The plant is located in University Park, Illinois.
Owned by LS Power
Operated by IHI Power Services
Plant manager: Brandon Dupler
Background. University Park North and South use demineralized NOx water injection to reduce NOx emissions on simple-cycle peaking units. Cold-weather events in the Chicago area periodically freeze stagnant water at pipe contact points, forcing the plant to hold units out of service to remain in compliance. The site implemented a low-cost modification and an operator-driven procedure, using instrument air to clear NOx water lines when temperatures drop below freezing.
NOx water injection uses demineralized water injected into the combustor with natural gas to reduce firing temperature and lower NOx emissions. At University Park, NOx is described as the plant’s most restrictive permitting constraint because of its role as an ozone precursor at ground level.
Because the facility operates as a peaker, water can sit in small-bore runs and low points between dispatch events. That operating profile increases exposure to freezing, especially at support and hanger contact points where cold can migrate into the line during wind-driven events.

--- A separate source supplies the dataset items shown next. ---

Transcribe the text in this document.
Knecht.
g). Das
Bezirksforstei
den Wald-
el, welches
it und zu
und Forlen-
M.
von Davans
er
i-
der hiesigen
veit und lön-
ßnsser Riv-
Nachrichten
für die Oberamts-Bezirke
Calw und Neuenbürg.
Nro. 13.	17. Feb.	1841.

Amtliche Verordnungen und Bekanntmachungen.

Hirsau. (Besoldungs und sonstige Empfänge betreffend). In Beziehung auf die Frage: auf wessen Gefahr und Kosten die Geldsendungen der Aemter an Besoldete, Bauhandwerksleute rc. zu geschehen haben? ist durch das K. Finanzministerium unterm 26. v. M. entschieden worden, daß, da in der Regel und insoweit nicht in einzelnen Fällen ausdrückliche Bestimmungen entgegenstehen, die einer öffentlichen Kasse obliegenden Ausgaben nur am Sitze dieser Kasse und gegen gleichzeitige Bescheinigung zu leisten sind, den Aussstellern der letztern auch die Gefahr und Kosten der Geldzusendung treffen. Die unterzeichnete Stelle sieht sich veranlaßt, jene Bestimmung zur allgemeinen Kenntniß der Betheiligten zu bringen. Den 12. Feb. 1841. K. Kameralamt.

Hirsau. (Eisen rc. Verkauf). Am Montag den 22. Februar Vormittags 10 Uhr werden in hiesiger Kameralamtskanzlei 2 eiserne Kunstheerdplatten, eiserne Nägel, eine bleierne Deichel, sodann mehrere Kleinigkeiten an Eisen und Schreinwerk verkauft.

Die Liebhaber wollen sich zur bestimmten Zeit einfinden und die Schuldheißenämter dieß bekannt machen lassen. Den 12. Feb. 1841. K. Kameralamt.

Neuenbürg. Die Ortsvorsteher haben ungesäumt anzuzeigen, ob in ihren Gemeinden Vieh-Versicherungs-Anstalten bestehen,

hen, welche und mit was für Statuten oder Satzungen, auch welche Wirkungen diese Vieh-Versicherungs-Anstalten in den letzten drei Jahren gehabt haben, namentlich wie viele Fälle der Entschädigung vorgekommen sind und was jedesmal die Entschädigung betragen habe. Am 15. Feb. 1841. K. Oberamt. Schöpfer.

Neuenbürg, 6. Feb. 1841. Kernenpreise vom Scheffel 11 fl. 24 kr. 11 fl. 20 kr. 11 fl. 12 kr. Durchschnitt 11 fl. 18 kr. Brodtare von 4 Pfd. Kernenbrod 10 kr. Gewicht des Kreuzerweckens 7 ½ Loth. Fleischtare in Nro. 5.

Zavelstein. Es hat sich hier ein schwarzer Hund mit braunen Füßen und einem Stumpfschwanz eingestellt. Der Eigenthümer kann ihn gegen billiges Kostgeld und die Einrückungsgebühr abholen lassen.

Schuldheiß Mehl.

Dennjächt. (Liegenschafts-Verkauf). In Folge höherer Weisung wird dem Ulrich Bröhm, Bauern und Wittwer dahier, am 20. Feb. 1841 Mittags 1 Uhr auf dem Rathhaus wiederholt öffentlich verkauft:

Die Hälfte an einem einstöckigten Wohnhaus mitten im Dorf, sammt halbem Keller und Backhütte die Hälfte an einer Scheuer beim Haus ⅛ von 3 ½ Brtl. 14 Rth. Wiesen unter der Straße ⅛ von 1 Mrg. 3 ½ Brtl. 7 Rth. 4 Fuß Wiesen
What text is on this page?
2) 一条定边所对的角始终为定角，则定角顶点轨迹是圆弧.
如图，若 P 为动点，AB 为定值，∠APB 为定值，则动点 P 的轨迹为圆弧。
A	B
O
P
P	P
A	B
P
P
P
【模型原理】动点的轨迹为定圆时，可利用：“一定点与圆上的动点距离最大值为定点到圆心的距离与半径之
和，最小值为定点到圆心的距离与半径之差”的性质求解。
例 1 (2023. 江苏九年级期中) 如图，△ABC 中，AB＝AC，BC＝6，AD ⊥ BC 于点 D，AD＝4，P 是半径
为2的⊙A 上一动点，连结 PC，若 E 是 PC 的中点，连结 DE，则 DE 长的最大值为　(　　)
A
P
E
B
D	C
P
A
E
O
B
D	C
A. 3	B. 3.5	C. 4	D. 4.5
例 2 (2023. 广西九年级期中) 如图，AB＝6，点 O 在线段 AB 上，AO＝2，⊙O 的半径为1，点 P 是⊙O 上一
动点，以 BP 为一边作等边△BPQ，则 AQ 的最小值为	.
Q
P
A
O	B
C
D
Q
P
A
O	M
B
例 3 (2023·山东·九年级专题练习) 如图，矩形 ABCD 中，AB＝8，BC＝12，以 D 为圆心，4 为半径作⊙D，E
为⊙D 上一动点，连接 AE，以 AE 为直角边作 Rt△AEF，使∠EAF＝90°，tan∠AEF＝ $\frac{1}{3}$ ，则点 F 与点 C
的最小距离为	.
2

Challenge. Both University Park North and South insulated and heat traced the NOx water piping. Even after insulation and heat-trace updates, the site continues to experience freeze-ups during severe wind and low temperature conditions.
The team identified a repeatable failure mechanism: At approximately minus 14F, cold migrates from the steel support structure through the pipe hanger and freezes the water at contact points when there is no water flow. When operators attempt a start at those temperatures, the result is either no NOx water flow or reduced flow, which prevents compliance with emissions limits and can block unit operation.
Operationally, this creates two compounding risks:
- Forced outages and delayed starts during cold snaps when dispatch value is high.
- Compliance exposure because the units cannot legally operate without NOx water injection available.
Solution. University Park adopted a simple, economical approach: tie the plant air system into the NOx water system so operators can clear the line when temperatures warrant.
The site incorporated temperature triggers into operator rounds. When conditions are below freezing, operators momentarily open the air line to blow water out of the NOx water piping (Fig 1). After verifying the line is cleared, operators isolate the air supply so the unit remains ready for the next start. The same evolution is performed after shutdowns when ambient conditions indicate a freeze risk.
Key implementation details include:
- A clear, repeatable valve lineup so the blowdown evolution is consistent across shifts.
- Isolation capability so the air tie-in is secured after the line is cleared.
- A verification step confirming water has been removed before returning the system to standby.
Results. The modification is now installed on the site’s LM6000 engines and on the FT8-3 units.
During the 2023–2024 winter, the plant experienced multiple forced outages and start-up issues attributed to frozen NOx water lines. In the following winter season, after the air tie-in and procedure are implemented, the team reports zero start failures or NOx-water issues caused by frozen lines.